La seguidilla de accidentes de aeronaves militares en Colombia ha encendido una nueva alarma sobre la seguridad operacional en las Fuerzas Militares, especialmente tras la tragedia ocurrida en Putumayo, que dejó decenas de víctimas y obligó al Gobierno a decretar duelo nacional. Más allá del impacto humano, estos hechos han derivado en un fuerte debate político y técnico sobre el estado real de la aviación militar en el país.
El más reciente siniestro, que involucró una aeronave tipo Hércules de la Fuerza Aeroespacial Colombiana, se suma a una lista de al menos 12 accidentes registrados durante el gobierno del presidente Gustavo Petro. Esta recurrencia ha sido utilizada por sectores de oposición para cuestionar si existe un problema estructural en el mantenimiento, la operación o la inversión en seguridad aérea.
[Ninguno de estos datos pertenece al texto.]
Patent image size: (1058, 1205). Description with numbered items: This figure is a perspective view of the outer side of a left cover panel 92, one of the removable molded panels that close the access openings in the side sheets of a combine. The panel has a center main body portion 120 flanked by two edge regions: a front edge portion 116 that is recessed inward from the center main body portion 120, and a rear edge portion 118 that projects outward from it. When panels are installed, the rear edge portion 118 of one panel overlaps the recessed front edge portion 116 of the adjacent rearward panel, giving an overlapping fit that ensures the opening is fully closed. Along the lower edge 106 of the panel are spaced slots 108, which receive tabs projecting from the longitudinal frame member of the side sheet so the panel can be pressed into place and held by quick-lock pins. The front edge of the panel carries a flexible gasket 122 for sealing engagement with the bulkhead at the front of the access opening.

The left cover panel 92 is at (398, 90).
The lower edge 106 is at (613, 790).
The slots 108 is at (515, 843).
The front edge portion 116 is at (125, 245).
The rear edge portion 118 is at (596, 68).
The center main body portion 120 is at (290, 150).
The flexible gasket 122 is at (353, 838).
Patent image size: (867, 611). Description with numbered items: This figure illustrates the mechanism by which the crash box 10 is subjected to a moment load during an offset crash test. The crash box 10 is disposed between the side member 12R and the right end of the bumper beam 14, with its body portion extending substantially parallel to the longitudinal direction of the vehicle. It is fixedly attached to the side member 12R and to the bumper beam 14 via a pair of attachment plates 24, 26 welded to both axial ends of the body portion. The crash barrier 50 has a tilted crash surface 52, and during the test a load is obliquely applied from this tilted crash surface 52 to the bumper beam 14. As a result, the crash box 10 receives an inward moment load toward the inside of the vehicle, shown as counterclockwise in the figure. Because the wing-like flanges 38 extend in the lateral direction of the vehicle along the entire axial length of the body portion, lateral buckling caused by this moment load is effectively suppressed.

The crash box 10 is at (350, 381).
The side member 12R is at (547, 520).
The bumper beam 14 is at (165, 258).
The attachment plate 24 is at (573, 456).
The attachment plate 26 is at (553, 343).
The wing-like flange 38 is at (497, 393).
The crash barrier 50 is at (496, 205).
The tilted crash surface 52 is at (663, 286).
Las cifras, sin embargo, deben analizarse con cautela. La operación de aeronaves militares implica condiciones de alto riesgo, especialmente en territorios complejos como la Amazonía, el Pacífico o zonas de frontera. Factores como el clima, la geografía y la intensidad operativa influyen directamente en la probabilidad de incidentes. No obstante, la repetición de eventos fatales en un periodo relativamente corto sí plantea la necesidad de una revisión rigurosa de los protocolos técnicos y logísticos.
Desde la oposición, voces como la de María Fernanda Cabal han exigido investigaciones independientes que determinen si los recursos destinados al mantenimiento están siendo ejecutados de manera adecuada. Este cuestionamiento apunta a un aspecto clave: la sostenibilidad de la flota aérea militar, que en muchos casos está compuesta por aeronaves con décadas de servicio.
El debate también ha derivado en un cruce político entre el actual mandatario y el expresidente Iván Duque, evidenciando cómo la tragedia ha sido incorporada al escenario de confrontación pública. Mientras el Gobierno sugiere que algunos problemas podrían estar relacionados con decisiones de administraciones anteriores, la oposición insiste en que la responsabilidad recae en la gestión actual.
En medio de esta discusión, el llamado del procurador Gregorio Eljach a evitar la búsqueda prematura de culpables introduce un elemento de prudencia necesario. En contextos de alta sensibilidad, la prioridad debería centrarse en esclarecer las causas técnicas de los accidentes, garantizar la atención a las víctimas y fortalecer los mecanismos de prevención.
Desde una perspectiva periodística, lo ocurrido revela una tensión entre la necesidad de respuestas inmediatas y la complejidad de las investigaciones aeronáuticas, que suelen requerir tiempo y rigor técnico. Determinar si existe una falla sistémica —ya sea en mantenimiento, entrenamiento o gestión— será clave para evitar que estos hechos se repitan.
El trasfondo de esta situación también tiene implicaciones estratégicas. La capacidad operativa de las Fuerzas Militares depende en gran medida de su flota aérea, no solo para operaciones de seguridad, sino también para misiones humanitarias, evacuaciones médicas y control territorial. Cualquier debilidad en este componente afecta directamente la presencia del Estado en regiones apartadas.
En definitiva, la cadena de siniestros no puede reducirse a una disputa política ni a un simple registro estadístico. Se trata de un problema que exige respuestas estructurales, transparencia en las investigaciones y decisiones de fondo en materia de inversión y modernización. La memoria de las víctimas y la seguridad de quienes operan estas aeronaves demandan algo más que explicaciones: requieren garantías de que las lecciones serán aprendidas y traducidas en acciones concretas.
En un país donde las Fuerzas Militares cumplen un papel fundamental, la confianza en sus capacidades no solo depende de su eficacia operativa, sino también de la seguridad con la que desarrollan sus misiones. Ese es, en última instancia, el verdadero desafío que deja esta serie de tragedias.